Very possibly the world's favourite Australian indie-folk brother and sister duo, Angus & Julia Stone are as winning as they are winsome. They've crafted a spartan yet oddly warm sound, where his genuinely lovely or her more acquired Joanna Newsom-esque vocals compete and complement. Initially championed by Travis's Fran Healy, they have evolved into a deeper albeit less idiosyncratic proposition on this second album.
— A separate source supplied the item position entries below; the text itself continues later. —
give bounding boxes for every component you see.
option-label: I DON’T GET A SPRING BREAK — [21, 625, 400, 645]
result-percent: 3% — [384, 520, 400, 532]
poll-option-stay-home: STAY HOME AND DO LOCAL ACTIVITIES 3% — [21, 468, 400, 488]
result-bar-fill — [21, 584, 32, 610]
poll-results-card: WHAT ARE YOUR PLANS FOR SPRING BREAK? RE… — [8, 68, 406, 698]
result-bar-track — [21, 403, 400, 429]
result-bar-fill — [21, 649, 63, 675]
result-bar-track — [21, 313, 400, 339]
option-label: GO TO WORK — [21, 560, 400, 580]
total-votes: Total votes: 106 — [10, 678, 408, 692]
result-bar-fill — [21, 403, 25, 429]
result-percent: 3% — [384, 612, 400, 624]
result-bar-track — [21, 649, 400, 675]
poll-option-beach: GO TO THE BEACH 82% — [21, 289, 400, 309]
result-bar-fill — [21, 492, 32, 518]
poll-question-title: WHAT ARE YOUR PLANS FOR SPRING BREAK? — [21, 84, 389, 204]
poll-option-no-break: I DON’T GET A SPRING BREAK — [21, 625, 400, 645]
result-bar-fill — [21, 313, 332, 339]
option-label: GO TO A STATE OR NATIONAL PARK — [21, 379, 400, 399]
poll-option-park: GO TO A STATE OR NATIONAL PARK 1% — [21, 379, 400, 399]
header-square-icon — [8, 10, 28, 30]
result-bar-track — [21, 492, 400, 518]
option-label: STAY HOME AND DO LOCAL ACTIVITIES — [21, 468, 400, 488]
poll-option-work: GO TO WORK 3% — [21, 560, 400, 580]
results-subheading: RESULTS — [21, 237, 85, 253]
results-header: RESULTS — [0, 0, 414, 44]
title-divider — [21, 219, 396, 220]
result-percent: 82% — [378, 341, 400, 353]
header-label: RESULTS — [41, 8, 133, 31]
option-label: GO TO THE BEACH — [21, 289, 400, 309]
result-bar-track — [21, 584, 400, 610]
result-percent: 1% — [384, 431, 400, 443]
When they add sparkling melodies as on the Angus-sung Big Jet Plane (which for all its charms is quietly and unambiguously lust-laden) or Julia's declaration of devotion, For You,
you can almost sense the hushed reverence in medium-sized halls throughout the land.
JOHN AIZLEWOOD

Lou Rhodes
One Good Thing
(Motion Audio)
***

Lou Rhodes has reunited with Andy Barlow, her old musical partner in trip-hop act Lamb. You might have expected the duo to revisit their old sound, especially now their contemporaries Portishead and Massive Attack are back in vogue. Instead, Rhodes has something weightier on her mind — the death of her sister — and uses Barlow's studio to record her third solo album of glacial folk instead. Grief infuses the music, especially when she tackles the subject head-on in Janey. Plucked guitar, restrained strings and her softly quivering voice make for a claustrophobically intimate experience. More variation would make for wider appeal, though it sounds like it had to be made whether anyone else wants to listen or not.
DAVID SMYTH

Don Rendell-Ian Carr Quintet
Live at the Union 1966
(Reel Recordings)
***

With early Ian Carr albums fetching up to £1,800 on eBay, this rarely heard session, remastered from tapes found after the distinguished writer/trumpeter's death last year, blushingly enters the market. Recorded at London University's student union it finds Carr and saxman Rendell in the hectic UK free-bop mode that preceded electronic jazz-rock fusion. Fast tempos, mostly in then-fashionable 6/8 time, occupy drummer Trevor Tomkins and bassists Dave Green or Tony Reeves. Mellower moments include pianist Michael Garrick's ballad, Ursula, and laidback blues, Webster's Mood, with Rendell on flute. Proceeds go to the Alzheimer's Research Trust.
JACK MASSARIK

Sierra Maestra
Sonando Ya
(World Village)
****

It was Sierra Maestra who kicked off the revival of Cuban son back in the mid-Seventies — long before the Buena Vista Social Club became international superstars. The nine-piece group still has five original members and they are masters of Cuban son — with piercing trumpet, soft jangly tres guitar and a lively bed of Afro-Cuban percussion. Many of the songs here are new, but they sit alongside the classic repertoire. Most of the songs are about love, of course, but many are about music. Un Toque de Bembé is a celebration of Afro-Cuban Yoruba religion, packed with percussion, and Sangre Negra is about the band itself. They play live at Darbuka in Clerkenwell on Monday.